To Schleime, freedom of expression is a gift. But ironically, she said the pressure she felt in East Berlin caused her to do her best work. She created almost surrealistic, dream-like paintings. After a few years in the West, her art changed. "The need to react was not as pressing," she said.
In the West, she responded to the more mundane. One of her works in the show is a series of painted leeks. "I react to everyday life now. I eat leeks," she said.
Because "Berlin at the New Frontier" was planned before the fall of the Wall, Schleime and the other artists' work does not address its dismantling. But Schleime says she has no plans to react to this in terms of her art. "It is frightening to me, to go back to my past. I want to look to the future, get new inspirations. That's the point of this exchange with the American art world and the American people. That's why I'm here."
At first, Zein worried that the show would not fit together well. Compare his hanging can of baked beans to artist Ulrich Radke's "Last Supper," a mixed-medium piece of 12 bashed-in TV screens on a table with wine and bread.
"But when we put it all up we said, 'Come on, it fits perfectly!' After all, we are all from the same place," Zein said.
Both Zein and artist Andreas Ginkel, who had not conferred before the show, brought tire sculptures to exhibit in California. "We must have both been thinking, L.A.--car city--bring the tire," concluded Zein.
But Randa Milliron, Pomona's director of cultural arts who organized the show, wanted the artists specifically because of their diversity. "I wanted to show the whole spectrum, to give a taste of the different types of work in Berlin," she said.
Milliron, a member of the band H-Bomb White Noise and a frequent commuter to Berlin, thinks the show will infuse culture into Pomona. "Pomona has all the elements for a burgeoning arts center, like a SoHo or a Hoboken. Artsits can wait two years to show in L.A.; we want them to know we're here," she said.
Why an exchange with Berlin? "Berlin is so vital, I wanted to bring that here." She started working on the show a year ago, when she contacted the Berlin Senate, which funded the artists' trips. She gathered about $20,000 from corporate sponsors such as GTE and Cablevision. She said the Wall coming down generated even more interest.

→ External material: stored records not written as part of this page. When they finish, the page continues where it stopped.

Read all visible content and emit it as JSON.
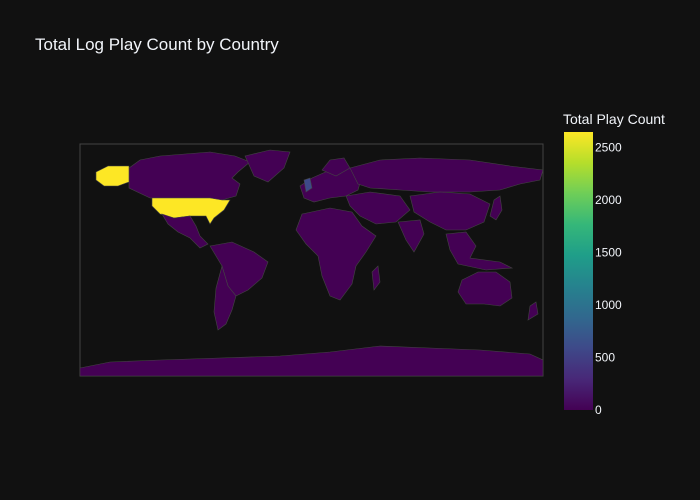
{
  "chart_data": {
    "type": "choropleth",
    "title": "Total Log Play Count by Country",
    "colorbar": {
      "title": "Total Play Count",
      "range": [
        0,
        2650
      ],
      "ticks": [
        0,
        500,
        1000,
        1500,
        2000,
        2500
      ],
      "colorscale": "viridis"
    },
    "projection": "equirectangular",
    "countries": [
      {
        "name": "United States",
        "value": 2650
      },
      {
        "name": "United Kingdom",
        "value": 350
      },
      {
        "name": "Canada",
        "value": 10
      },
      {
        "name": "Mexico",
        "value": 5
      },
      {
        "name": "Brazil",
        "value": 5
      },
      {
        "name": "Argentina",
        "value": 5
      },
      {
        "name": "Germany",
        "value": 10
      },
      {
        "name": "France",
        "value": 10
      },
      {
        "name": "Russia",
        "value": 5
      },
      {
        "name": "China",
        "value": 5
      },
      {
        "name": "India",
        "value": 10
      },
      {
        "name": "Australia",
        "value": 10
      },
      {
        "name": "South Africa",
        "value": 5
      },
      {
        "name": "Japan",
        "value": 5
      },
      {
        "name": "Antarctica",
        "value": 0
      }
    ],
    "colors": {
      "background": "#111111",
      "frame": "#444444",
      "low": "#440154",
      "high": "#fde725"
    }
  }
}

The exhibit's collaborative spirit has taken effect. Local artist Rick Cummings said he couldn't resist exchanging ideas with artists from Berlin, so he came and painted a scene of palm trees on the wall. When a pony-tailed girl painted right over his work, he didn't flinch. "That's part of it. This exhibit is about things coming together. It's about sharing art and sharing cultures."